Robin Lehner is not the type of guy to pass up a fight. So with a multiplayer scrum going on at the side of his crease, the Sabres goaltender grabbed 6-foot-6, 231-pound Michael McCarron with one arm and yanked him over the pile like he was a teddy bear.
“It’s a big guy laying on top of one of my guys,” Lehner said Wednesday night. “I don’t go in and punch him. I could have jumped right in and did whatever I want with him. I grabbed him and pulled him away. He punched me, I punched back.”
After a couple of jabs, Lehner looked up and wanted more. Montreal goalie Ben Scrivens had skated to center ice to get closer to the action, so Lehner took off ice his mask and challenged his fellow netminder. To Lehner’s dismay, the officials stepped in front of the goalie while Scrivens stayed at the red line.
“Scrivens had about 30 seconds to come do something. He didn’t. He stood up there,” Lehner said. “Next year, if he wants to go, I’m right here.”
The two exchanged words while heading to their dressing rooms for the second intermission.
“He’s a big boy,” Scrivens told SportsNet.ca. “He’s a bit of a psycho, but he’s a good guy. I might be a little lucky I didn’t have to go down, but I would have if my teammates needed it.”

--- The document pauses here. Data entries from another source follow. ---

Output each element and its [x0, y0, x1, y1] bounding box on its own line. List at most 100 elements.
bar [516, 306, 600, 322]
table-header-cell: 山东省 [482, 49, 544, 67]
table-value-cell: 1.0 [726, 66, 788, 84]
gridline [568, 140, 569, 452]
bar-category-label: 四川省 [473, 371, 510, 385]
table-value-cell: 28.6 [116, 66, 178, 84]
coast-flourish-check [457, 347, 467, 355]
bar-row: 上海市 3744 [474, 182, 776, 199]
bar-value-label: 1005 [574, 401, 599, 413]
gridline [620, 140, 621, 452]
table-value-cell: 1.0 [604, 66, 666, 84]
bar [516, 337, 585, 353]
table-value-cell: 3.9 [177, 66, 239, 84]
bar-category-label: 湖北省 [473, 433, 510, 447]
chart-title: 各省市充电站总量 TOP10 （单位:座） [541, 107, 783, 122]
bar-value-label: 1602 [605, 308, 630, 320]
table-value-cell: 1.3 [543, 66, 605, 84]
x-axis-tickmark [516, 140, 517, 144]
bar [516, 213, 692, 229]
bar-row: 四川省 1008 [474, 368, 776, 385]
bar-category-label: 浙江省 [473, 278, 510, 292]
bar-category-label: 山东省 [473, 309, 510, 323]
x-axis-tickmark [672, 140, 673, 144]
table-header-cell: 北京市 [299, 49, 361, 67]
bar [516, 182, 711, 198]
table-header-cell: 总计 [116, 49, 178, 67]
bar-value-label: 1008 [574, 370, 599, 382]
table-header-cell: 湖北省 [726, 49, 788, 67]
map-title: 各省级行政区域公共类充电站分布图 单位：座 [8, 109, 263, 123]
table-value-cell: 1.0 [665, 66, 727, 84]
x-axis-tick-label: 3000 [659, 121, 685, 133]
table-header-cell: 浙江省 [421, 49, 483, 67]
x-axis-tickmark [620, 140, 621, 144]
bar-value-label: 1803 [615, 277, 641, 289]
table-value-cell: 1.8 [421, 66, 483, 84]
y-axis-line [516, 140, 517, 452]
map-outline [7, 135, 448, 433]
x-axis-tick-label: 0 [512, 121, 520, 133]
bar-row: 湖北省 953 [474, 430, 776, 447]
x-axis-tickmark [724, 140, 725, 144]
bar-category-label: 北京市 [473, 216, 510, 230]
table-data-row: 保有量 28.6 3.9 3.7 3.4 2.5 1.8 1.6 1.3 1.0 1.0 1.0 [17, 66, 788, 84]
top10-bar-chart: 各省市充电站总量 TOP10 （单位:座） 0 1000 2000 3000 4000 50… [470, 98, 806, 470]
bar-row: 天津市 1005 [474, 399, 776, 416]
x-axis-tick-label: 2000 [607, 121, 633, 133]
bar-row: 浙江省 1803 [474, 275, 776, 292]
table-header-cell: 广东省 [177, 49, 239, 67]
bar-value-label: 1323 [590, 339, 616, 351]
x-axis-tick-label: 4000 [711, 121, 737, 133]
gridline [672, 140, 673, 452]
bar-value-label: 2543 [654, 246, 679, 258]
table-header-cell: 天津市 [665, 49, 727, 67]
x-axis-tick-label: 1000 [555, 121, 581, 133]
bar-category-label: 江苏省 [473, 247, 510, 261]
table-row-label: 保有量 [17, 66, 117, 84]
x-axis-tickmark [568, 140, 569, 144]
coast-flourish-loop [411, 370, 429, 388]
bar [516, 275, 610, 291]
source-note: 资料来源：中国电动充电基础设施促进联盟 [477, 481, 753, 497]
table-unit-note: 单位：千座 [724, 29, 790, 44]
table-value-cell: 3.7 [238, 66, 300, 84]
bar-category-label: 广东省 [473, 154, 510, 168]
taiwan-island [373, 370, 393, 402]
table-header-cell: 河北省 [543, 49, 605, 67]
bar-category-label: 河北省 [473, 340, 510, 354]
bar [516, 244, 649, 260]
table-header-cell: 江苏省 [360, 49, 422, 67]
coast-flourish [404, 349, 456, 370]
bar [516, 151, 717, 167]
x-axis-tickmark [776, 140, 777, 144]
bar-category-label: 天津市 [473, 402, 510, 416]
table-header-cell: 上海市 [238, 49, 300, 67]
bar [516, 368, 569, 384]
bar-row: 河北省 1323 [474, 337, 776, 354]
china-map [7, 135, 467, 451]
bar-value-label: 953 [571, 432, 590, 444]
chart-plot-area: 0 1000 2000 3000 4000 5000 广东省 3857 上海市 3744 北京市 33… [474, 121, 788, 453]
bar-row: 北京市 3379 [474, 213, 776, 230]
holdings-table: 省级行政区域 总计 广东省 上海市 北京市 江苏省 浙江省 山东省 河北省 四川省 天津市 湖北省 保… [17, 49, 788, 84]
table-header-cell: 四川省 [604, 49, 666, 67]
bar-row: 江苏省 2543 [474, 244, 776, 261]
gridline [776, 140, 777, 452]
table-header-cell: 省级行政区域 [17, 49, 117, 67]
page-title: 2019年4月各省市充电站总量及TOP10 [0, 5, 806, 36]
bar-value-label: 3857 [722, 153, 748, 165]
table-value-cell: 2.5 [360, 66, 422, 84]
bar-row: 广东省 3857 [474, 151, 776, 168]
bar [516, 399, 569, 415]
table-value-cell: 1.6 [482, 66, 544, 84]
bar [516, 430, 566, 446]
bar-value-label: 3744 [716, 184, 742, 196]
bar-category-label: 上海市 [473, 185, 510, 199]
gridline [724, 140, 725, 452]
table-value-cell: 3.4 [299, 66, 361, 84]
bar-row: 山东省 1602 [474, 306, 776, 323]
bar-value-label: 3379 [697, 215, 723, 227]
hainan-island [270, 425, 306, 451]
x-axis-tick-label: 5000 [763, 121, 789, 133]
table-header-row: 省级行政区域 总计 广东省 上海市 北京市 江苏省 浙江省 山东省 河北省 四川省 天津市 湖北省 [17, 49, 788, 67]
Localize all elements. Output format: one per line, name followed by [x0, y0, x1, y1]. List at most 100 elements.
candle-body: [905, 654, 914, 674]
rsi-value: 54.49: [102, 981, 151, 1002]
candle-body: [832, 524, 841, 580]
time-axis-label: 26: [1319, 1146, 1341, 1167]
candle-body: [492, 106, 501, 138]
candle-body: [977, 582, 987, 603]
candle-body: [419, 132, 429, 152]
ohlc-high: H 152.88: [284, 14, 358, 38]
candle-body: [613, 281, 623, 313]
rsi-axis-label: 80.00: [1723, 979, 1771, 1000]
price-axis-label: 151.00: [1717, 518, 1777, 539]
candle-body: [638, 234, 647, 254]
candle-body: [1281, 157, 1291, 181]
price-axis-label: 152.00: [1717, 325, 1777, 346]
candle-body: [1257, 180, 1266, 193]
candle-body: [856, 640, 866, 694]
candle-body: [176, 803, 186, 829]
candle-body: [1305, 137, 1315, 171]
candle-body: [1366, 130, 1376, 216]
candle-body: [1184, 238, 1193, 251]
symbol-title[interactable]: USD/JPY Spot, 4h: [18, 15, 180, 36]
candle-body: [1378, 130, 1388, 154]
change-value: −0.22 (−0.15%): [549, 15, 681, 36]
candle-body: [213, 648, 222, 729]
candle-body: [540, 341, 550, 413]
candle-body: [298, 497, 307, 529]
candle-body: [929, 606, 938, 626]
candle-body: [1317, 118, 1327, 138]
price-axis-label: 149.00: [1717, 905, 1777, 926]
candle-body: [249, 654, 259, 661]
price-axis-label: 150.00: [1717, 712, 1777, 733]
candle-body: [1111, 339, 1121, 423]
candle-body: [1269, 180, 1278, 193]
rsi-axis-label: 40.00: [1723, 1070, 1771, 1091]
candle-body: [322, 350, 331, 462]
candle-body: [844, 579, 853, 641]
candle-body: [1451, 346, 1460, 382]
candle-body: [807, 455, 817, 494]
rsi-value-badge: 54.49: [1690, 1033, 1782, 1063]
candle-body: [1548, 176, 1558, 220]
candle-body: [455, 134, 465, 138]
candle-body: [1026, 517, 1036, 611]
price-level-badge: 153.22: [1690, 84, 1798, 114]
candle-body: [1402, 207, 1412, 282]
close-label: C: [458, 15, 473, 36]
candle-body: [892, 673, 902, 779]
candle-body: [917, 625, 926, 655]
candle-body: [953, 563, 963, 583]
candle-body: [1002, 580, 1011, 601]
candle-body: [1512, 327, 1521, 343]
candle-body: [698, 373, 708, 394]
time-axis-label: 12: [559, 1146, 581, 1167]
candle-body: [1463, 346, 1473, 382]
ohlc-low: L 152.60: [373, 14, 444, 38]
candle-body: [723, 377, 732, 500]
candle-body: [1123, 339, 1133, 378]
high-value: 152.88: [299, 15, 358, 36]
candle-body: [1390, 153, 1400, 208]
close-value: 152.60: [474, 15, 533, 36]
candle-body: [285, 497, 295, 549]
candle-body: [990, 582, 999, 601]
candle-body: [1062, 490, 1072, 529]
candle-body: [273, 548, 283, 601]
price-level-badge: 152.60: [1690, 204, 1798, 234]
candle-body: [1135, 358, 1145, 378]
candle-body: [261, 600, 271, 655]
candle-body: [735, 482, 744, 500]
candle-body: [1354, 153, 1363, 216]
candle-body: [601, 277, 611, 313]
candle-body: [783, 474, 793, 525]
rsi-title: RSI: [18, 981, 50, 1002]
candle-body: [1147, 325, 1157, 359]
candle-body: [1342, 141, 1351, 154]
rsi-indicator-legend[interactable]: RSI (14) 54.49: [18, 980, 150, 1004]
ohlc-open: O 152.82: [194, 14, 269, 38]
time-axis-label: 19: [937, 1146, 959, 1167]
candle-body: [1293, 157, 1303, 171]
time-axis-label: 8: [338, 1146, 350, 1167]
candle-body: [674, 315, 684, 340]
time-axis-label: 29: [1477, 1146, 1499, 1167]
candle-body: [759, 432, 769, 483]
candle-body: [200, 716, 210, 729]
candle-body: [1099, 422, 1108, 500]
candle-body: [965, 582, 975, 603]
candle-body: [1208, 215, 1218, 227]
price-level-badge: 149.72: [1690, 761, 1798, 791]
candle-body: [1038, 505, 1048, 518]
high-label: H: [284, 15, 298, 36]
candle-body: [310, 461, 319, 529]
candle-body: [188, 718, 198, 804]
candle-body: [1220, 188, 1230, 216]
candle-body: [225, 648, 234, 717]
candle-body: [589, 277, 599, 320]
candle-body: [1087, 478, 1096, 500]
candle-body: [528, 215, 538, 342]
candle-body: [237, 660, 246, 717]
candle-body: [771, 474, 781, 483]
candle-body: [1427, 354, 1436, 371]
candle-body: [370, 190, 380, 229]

The lack of fisticuffs had Lehner heated, but suffering a loss was just as infuriating. The Canadiens picked up a 3-2 overtime win when Paul Byron’s pass to the front bounced off the stick of Buffalo defenseman Zach Bogosian. Montreal’s second goal went in off the stick of Sabres captain Brian Gionta. Lehner was beat cleanly on the Habs’ first goal.
“The first goal is not a good goal,” said Lehner, who fell to 5-9-5 after making 20 saves.
While Lehner was unhappy he couldn’t drop the gloves, he’s glad the NHL is planning to shed equipment. Too many nights, Lehner looks down the ice and feels he’s staring into a mirror. The problem with that is he’s 6-foot-5, 245 pounds and his counterpart might be 6-2, 160. With all the equipment on, they look the same.
Not for long.
The NHL is finally moving ahead with a plan to shrink and streamline goalie equipment, specifically pants and chest protectors. Kay Whitmore, the league’s senior director of hockey operations who handles goalie issues, said prototypes will be available in June and rule changes are set for next season.
“That’s perfect,” Lehner said. “The discussion I had with Kay Whitmore when I was in Toronto was fairly simple. When I go and buy clothes, I buy clothes that fit me, you know? It should be the same thing here. If you have a 34 waist or whatever you have around your thighs, you shouldn’t have stuff that’s double that size. It should be a little more tailor-made, and it should be fitted to how big you are.”
NHL general managers proposed the changes this week during their three-day meeting in Florida. The new rules will need approval from the competition committee and board of governors. The league is looking to increase scoring and goalies have been kept abreast of the changes, so approval is expected.
The goalie guild has long been opposed to smaller equipment for safety purposes. Technological advancements have eased that concern.
“There’s things that can stop a bullet out there,” Lehner said. “We’re going to have some bruises. We were dumb enough to make the choice to stand in front of pucks. To complain about it, I think there’s no point to do it.”
While Lehner likes the changes from a fairness standpoint, he doesn’t think smaller equipment will mean more goals.
“I might be wrong, but it might even go the other way,” he said. “Goaltenders are going to move better. They’re going to have less weight and padding on them.”
In other news from the GM meetings, the league said it would tell teams in June if it plans to expand for the 2017-18 season and provided the framework for an expansion draft. Teams will be allowed to protect 11 players, with first- and second-year pros ineligible to be picked. The number of players a team could lose would correspond to the number of expansion teams (one or two).
“I think it means you might lose a No. 4 or No. 5 defenseman, or a No. 6 or No. 7 forward, or a decent goalie,” Sabres GM Tim Murray said in Boca Raton, according to ESPN.com.
Andrew Poturalski has joined the professional ranks, but a big collegiate moment may await him.
The 22-year-old from Williamsville has been named one of 10 finalists for the Hobey Baker Award, given annually to the top NCAA player. Poturalski finished second in the nation in scoring with 52 points in 37 games for the University of New Hampshire. He signed a two-year contract with the Carolina Hurricanes last week.
Another finalist for the Hobey is JT Compher, a former second-round draft pick by the Sabres who was traded to Colorado as part of the Ryan O’Reilly deal. Compher leads the nation with 39 assists in 34 games and has added 13 goals for Michigan.